6. Theoretical Guarantees and Implementation Considerations
- Convergence: PACMAN’s iterative planning/RL loop, and Layered RL with explicit dual variable learning, are proven to converge under suitable conditions (e.g., monotonicity in UPOM (Patra et al., 2020); exponential contraction for dual variable in LQR (Yang et al., 3 Aug 2024)).
- Mutual Reinforcement: The planner steers exploration toward high-value or goal-relevant states, while RL-derived policy updates recursively improve subsequent plan proposals; human or critic feedback further aligns outputs with external goals or preferences.
- Limitations: Execution requires precise domain models (for symbolic planning), and mismatch between symbolic abstractions and low-level environment dynamics can impede exploration if constraints are too rigid. Integration of stochastic feedback and symbolic rules presents additional complexity, especially in high-dimensional or perception-heavy settings (Lyu et al., 2019).
- Generalizability: Modular code-based and sample-driven planning schemas enable adaptive generalization to new tasks, provided sufficient coverage and robust critic adaptation.
7. Relationship to Broader Agentic Methodologies
The Planner–Coder–Critic pipeline represents a convergence of symbolic AI (planning, logic programming), sample-based RL, LLM-powered code generation, and feedback-driven or RLHF-based critique.

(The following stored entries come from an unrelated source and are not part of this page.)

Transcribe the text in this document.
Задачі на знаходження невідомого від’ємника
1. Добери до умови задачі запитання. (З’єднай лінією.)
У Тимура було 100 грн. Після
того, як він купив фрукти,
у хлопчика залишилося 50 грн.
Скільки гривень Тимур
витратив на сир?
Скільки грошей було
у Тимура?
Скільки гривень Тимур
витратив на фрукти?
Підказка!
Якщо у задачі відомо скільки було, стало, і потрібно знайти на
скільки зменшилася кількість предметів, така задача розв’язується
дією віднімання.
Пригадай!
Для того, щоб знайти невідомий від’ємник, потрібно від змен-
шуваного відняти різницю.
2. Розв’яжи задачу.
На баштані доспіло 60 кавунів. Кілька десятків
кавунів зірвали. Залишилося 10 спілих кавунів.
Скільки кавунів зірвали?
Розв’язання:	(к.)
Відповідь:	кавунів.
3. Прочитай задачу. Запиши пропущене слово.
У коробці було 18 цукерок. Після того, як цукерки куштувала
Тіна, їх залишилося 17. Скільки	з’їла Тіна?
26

It stands in contrast to strictly end-to-end or black-box RL approaches by explicitly leveraging structured priors and modular verification. The bidirectional loop architecture enables bidirectional transfer of information across planning, learned policy, and external feedback, bridging gap between classical AI and modern learning-based agentic systems.
This paradigm increasingly informs state-of-the-art agentic designs in sequential decision-making, constraint programming, robotic control, and language-guided planning, serving as an extensible scaffold for integrating reasoning, execution, and adaptive critique.